We provide tests which automatically checks for data consistency.

For example, all labels in a given Mapping must appear in the respective
source and target namespaces. In case of a test failure, the test logs will
indicate which specific object had problems, and provide a list of offending
labels.

## Recommendations

* When multiple namespaces are available for a project, we recommend choosing a
*canonical* Namespace, and then converting labels to that target. Creating and
maintaining conversion tables is a lot of work, and often error-prone. Given N
different Namespaces, there are `N^2` possible mappings between them. But with a
canonical target namespace, only N mappings need to be maintained (in theory).

* We also recommend leaving labels on the original data 'at rest.' This provides
a clear record of the original label, which can then be converted for usage.
If we later update the conversion (eg, check in a change in a Mapping due to
a bug) or change our choice of canonical namespace (eg, update from ebird2021
to ebird2022), we can then be sure we haven't lost data.

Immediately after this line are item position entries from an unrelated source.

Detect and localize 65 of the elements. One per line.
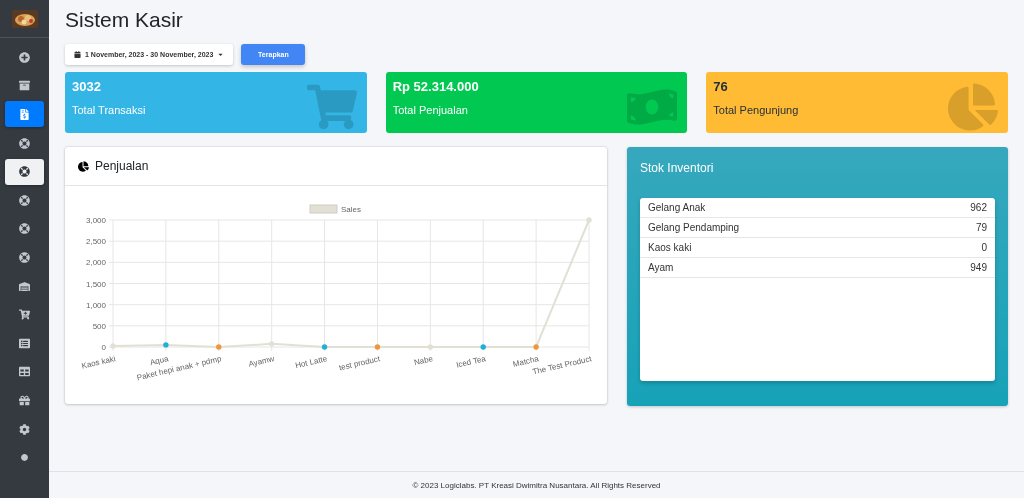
y-tick-label: 500 xyxy=(92,321,106,331)
ring-icon xyxy=(19,251,30,263)
cart-icon xyxy=(306,82,357,132)
item-name: Gelang Anak xyxy=(648,202,706,213)
stat-value: Rp 52.314.000 xyxy=(392,79,480,94)
list-icon xyxy=(19,337,30,349)
data-point xyxy=(586,217,592,223)
data-point xyxy=(533,344,539,350)
item-name: Kaos kaki xyxy=(648,242,692,253)
pie-chart-icon xyxy=(948,82,998,132)
gift-icon xyxy=(19,394,30,406)
x-tick-label: Matcha xyxy=(511,354,540,369)
item-stock: 949 xyxy=(970,262,987,273)
data-point xyxy=(427,344,434,350)
data-point xyxy=(480,344,486,350)
ring-icon xyxy=(19,223,30,235)
y-tick-label: 0 xyxy=(101,343,106,352)
sidebar-item[interactable] xyxy=(5,158,44,185)
item-name: Gelang Pendamping xyxy=(648,222,740,233)
cart-icon xyxy=(19,309,30,321)
legend-label: Sales xyxy=(341,205,361,214)
data-point xyxy=(216,344,222,350)
y-tick-label: 2,000 xyxy=(85,258,106,268)
item-name: Ayam xyxy=(648,262,674,273)
caret-icon xyxy=(217,51,225,58)
panel-title: Stok Inventori xyxy=(640,160,715,175)
panel-title: Penjualan xyxy=(95,159,149,173)
x-tick-label: Iced Tea xyxy=(455,354,487,370)
logo xyxy=(11,9,38,28)
item-stock: 79 xyxy=(975,222,987,233)
item-stock: 0 xyxy=(981,242,987,253)
y-tick-label: 3,000 xyxy=(85,216,106,225)
stat-label: Total Penjualan xyxy=(392,104,469,116)
ring-icon xyxy=(19,137,30,149)
table-icon xyxy=(19,366,30,378)
x-tick-label: Ayamw xyxy=(247,354,276,369)
x-tick-label: Aqua xyxy=(149,354,170,368)
footer-text: © 2023 Logiclabs. PT Kreasi Dwimitra Nusantara. All Rights Reserved xyxy=(412,480,661,490)
ring-icon xyxy=(19,166,30,178)
x-tick-label: test product xyxy=(338,354,381,373)
document-icon xyxy=(19,109,30,120)
x-tick-label: Kaos kaki xyxy=(80,354,117,371)
data-point xyxy=(321,344,328,350)
sidebar-item[interactable] xyxy=(5,101,44,128)
warehouse-icon xyxy=(19,280,30,292)
data-point xyxy=(163,342,169,348)
y-tick-label: 1,000 xyxy=(85,300,106,310)
ring-icon xyxy=(19,194,30,206)
data-point xyxy=(110,343,116,349)
stat-value: 76 xyxy=(713,79,729,94)
pie-chart-icon xyxy=(78,160,89,172)
stat-label: Total Transaksi xyxy=(72,104,147,116)
stat-value: 3032 xyxy=(72,79,102,94)
y-tick-label: 1,500 xyxy=(85,279,106,289)
item-stock: 962 xyxy=(970,202,987,213)
settings-icon xyxy=(19,423,30,435)
page-title: Sistem Kasir xyxy=(65,8,184,32)
x-tick-label: Hot Latte xyxy=(294,354,328,371)
stat-label: Total Pengunjung xyxy=(713,104,800,116)
x-tick-label: Nabe xyxy=(413,354,434,368)
calendar-icon xyxy=(74,51,81,58)
data-point xyxy=(268,341,275,347)
y-tick-label: 2,500 xyxy=(85,237,106,247)
data-point xyxy=(374,344,381,350)
archive-box-icon xyxy=(19,80,30,92)
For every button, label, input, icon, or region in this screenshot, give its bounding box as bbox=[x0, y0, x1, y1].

## Advanced Topics in Label Juggling

Most of the complexity is in handling Mappings. For the following, consider a
mapping `M: X -> Y`, where `X` is the **source** namespace and `Y` is the
**target** namespace.

At the end of the day, a Mapping is just an association of labels in two
different sets (the source and target namespaces). There are `|X|*|Y|` possible
pairs of labels in the two namespaces: we only need to track whether each pair
of labels is associated or not. Thus, every Mapping can be encoded as a binary
matrix.

Mappings are not necessarily *functions*. We can have a single source label
associated with multiple target labels (such as happens with a **split** in
a bird taxonomy update). The Mapping can encode that a split has occurred,
but it is up to the downstream user to decide what to do about it (for example,
using additional Lat/Long data or classifier outputs to associate a vocalization
with one of the split species).

* Note that Mappings are defined on **namespaces** not on **ClassLists**.
Given a mapping between namespaces, the same mapping automatically defines
a mapping between ClassLists. Meanwhile, given two ClassLists in the same
namespace, we automatically have a mapping between the two given by a (partial)
permutation, so there's no need to track these explicitly.

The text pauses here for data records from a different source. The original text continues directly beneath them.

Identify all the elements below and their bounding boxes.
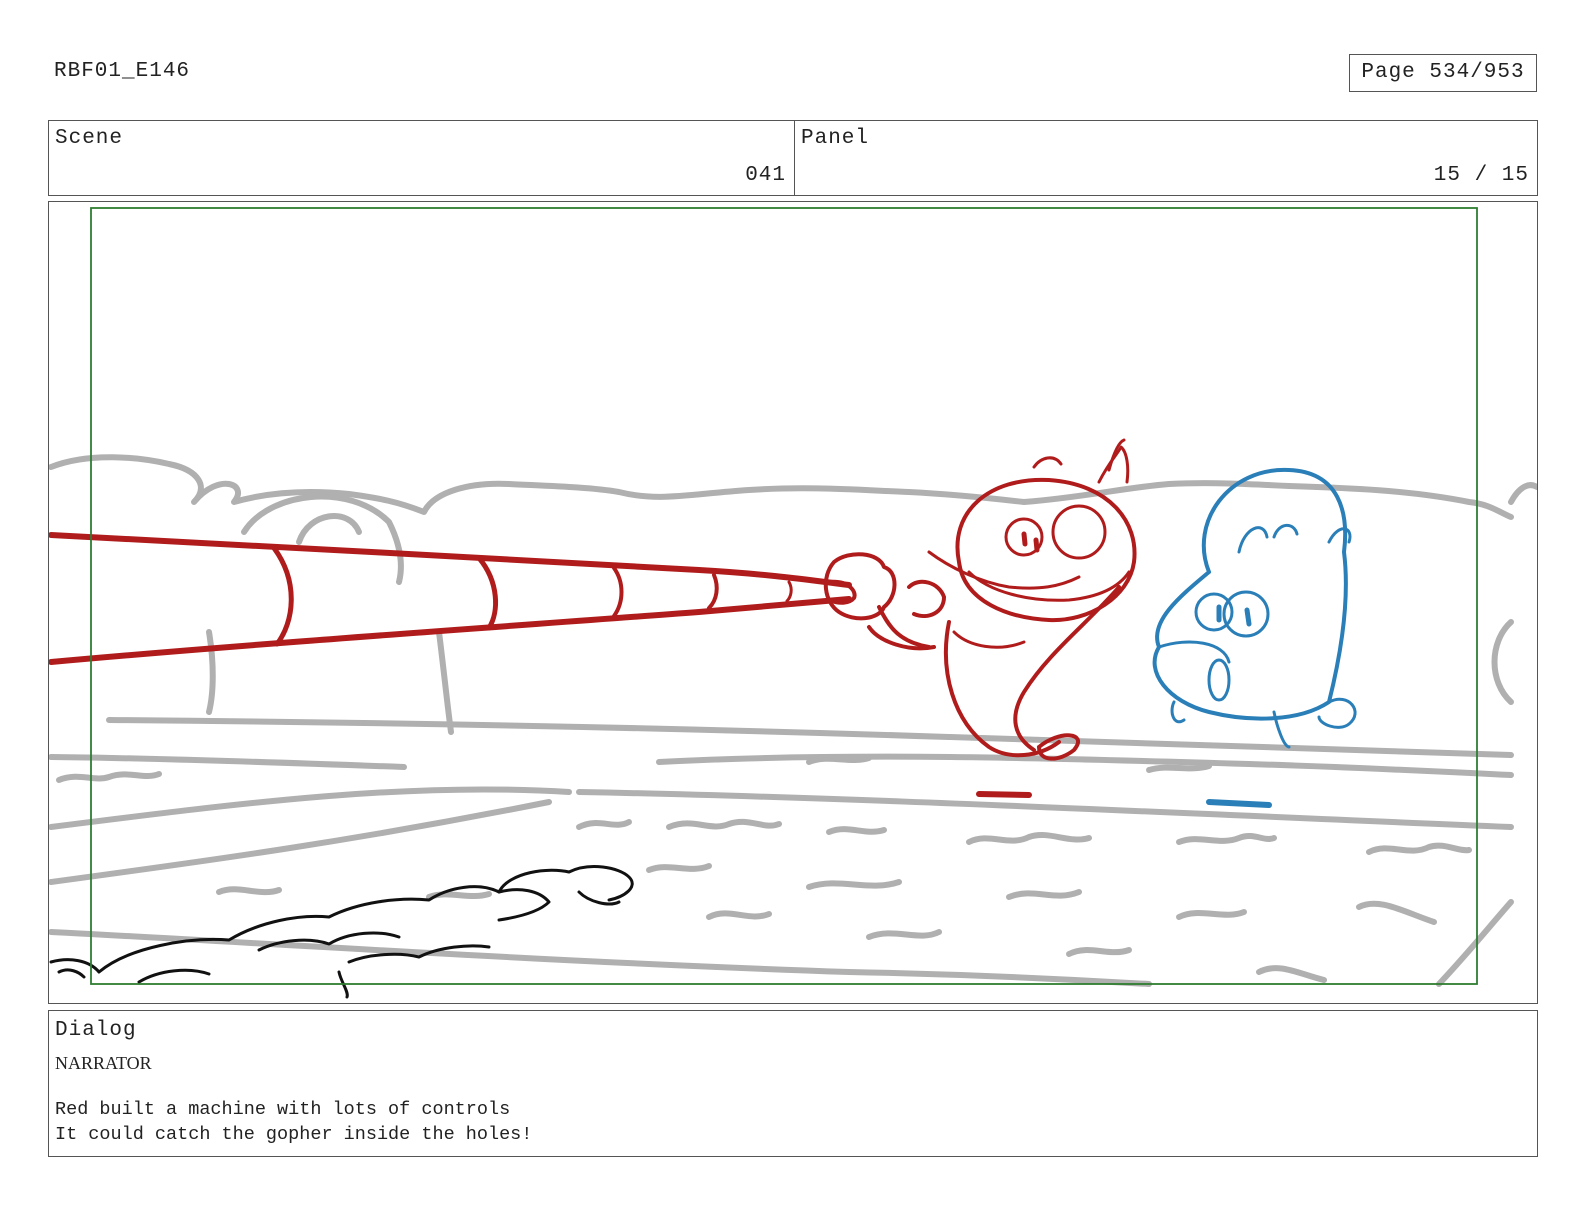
grass-2: [576, 819, 632, 830]
grass-7: [1366, 842, 1472, 855]
background-sketch: [49, 454, 1537, 987]
grass-1: [56, 771, 162, 783]
dirt-mound: [49, 865, 634, 999]
storyboard-frame: [48, 201, 1538, 1004]
blue-gopher: [1152, 467, 1357, 808]
path-left-2: [49, 799, 552, 885]
telescope-ring-2: [476, 555, 499, 631]
grass-17: [1356, 900, 1437, 925]
dialog-line: It could catch the gopher inside the hol…: [55, 1124, 533, 1145]
collar: [952, 630, 1026, 649]
grass-15: [1066, 947, 1132, 957]
dialog-text: Red built a machine with lots of control…: [55, 1097, 532, 1147]
dialog-speaker: NARRATOR: [55, 1053, 152, 1073]
gopher-tuft-2: [1272, 523, 1299, 539]
grass-11: [216, 886, 282, 896]
edge-bush-right: [1491, 619, 1514, 705]
grass-8: [646, 863, 712, 873]
grass-9: [806, 879, 902, 890]
far-bush-right: [1508, 482, 1537, 505]
scene-number: 041: [745, 164, 786, 187]
grass-19: [806, 755, 872, 765]
telescope-ring-4: [707, 573, 719, 610]
gopher-body: [1152, 467, 1348, 721]
mouth: [927, 550, 1081, 590]
grass-6: [1176, 833, 1277, 845]
eye-right: [1051, 504, 1107, 560]
grass-18: [1256, 965, 1327, 983]
tire-inner: [296, 513, 362, 545]
scene-label: Scene: [55, 127, 124, 150]
grass-5: [966, 831, 1092, 845]
gopher-pupil-right: [1244, 607, 1252, 627]
ear: [1097, 445, 1130, 484]
dialog-line: Red built a machine with lots of control…: [55, 1099, 511, 1120]
gopher-leg-left: [1170, 700, 1186, 724]
gopher-tuft: [1237, 526, 1269, 554]
pupil-left: [1021, 531, 1028, 547]
dialog-box: Dialog NARRATOR Red built a machine with…: [48, 1010, 1538, 1157]
telescope-ring-5: [785, 580, 793, 603]
shadow-blue: [1206, 799, 1272, 808]
post-left: [206, 629, 216, 715]
path-right-1: [656, 753, 1514, 778]
pupil-right: [1033, 537, 1040, 553]
grass-20: [1146, 763, 1212, 773]
path-left-1: [49, 786, 572, 830]
red-character: [49, 438, 1137, 798]
scene-panel-bar: Scene 041 Panel 15 / 15: [48, 120, 1538, 196]
panel-cell: Panel 15 / 15: [795, 121, 1537, 195]
panel-label: Panel: [801, 127, 870, 150]
grass-10: [1006, 889, 1082, 900]
path-right-2: [576, 789, 1514, 830]
panel-number: 15 / 15: [1433, 164, 1529, 187]
fist: [907, 579, 946, 618]
bottom-right-diagonal: [1436, 899, 1514, 987]
post-right: [436, 629, 454, 735]
tire-swing: [241, 493, 404, 585]
grass-14: [866, 929, 942, 940]
far-ground-line: [106, 717, 1514, 758]
telescope-top-edge: [49, 532, 852, 588]
telescope-bottom-edge: [49, 596, 852, 665]
body-back: [1013, 585, 1121, 752]
grass-13: [706, 910, 772, 920]
page-counter: Page 534/953: [1349, 54, 1537, 92]
hair-tuft: [1032, 456, 1063, 469]
gopher-mouth: [1207, 658, 1231, 702]
shadow-red: [976, 791, 1032, 798]
telescope-ring-3: [612, 566, 624, 618]
grass-3: [666, 818, 782, 830]
safe-frame: [90, 207, 1478, 985]
grass-4: [826, 826, 887, 835]
grass-16: [1176, 909, 1247, 920]
project-code: RBF01_E146: [54, 60, 191, 83]
dialog-label: Dialog: [55, 1019, 137, 1042]
scene-cell: Scene 041: [49, 121, 795, 195]
storyboard-drawing: [49, 207, 1537, 999]
near-edge-line: [49, 754, 407, 770]
telescope-ring-1: [271, 545, 294, 647]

* We often find that after applying a mapping it is helpful to keep track
of which labels in the target namespace actually correspond to labels in the
source namespace. This is the set `M(X)`, which we call the **image** of `M`.
As a result, most methods which apply mappings also provide the image set.

* Mappings can be **composed**. Given another mapping `N: Y -> Z`, we can
compose `N` with `M`. The composition has its own image set, `N(M(X))`.

* We often want to realize a Mapping in a particular form, for example as a
Python dictionary (`M.to_dict()`), as a binary matrix, or as a Tensorflow lookup
table. Be aware that some realizations are not general; for example,
dictionaries are one-to-one mappings, so do not handle *splits* well.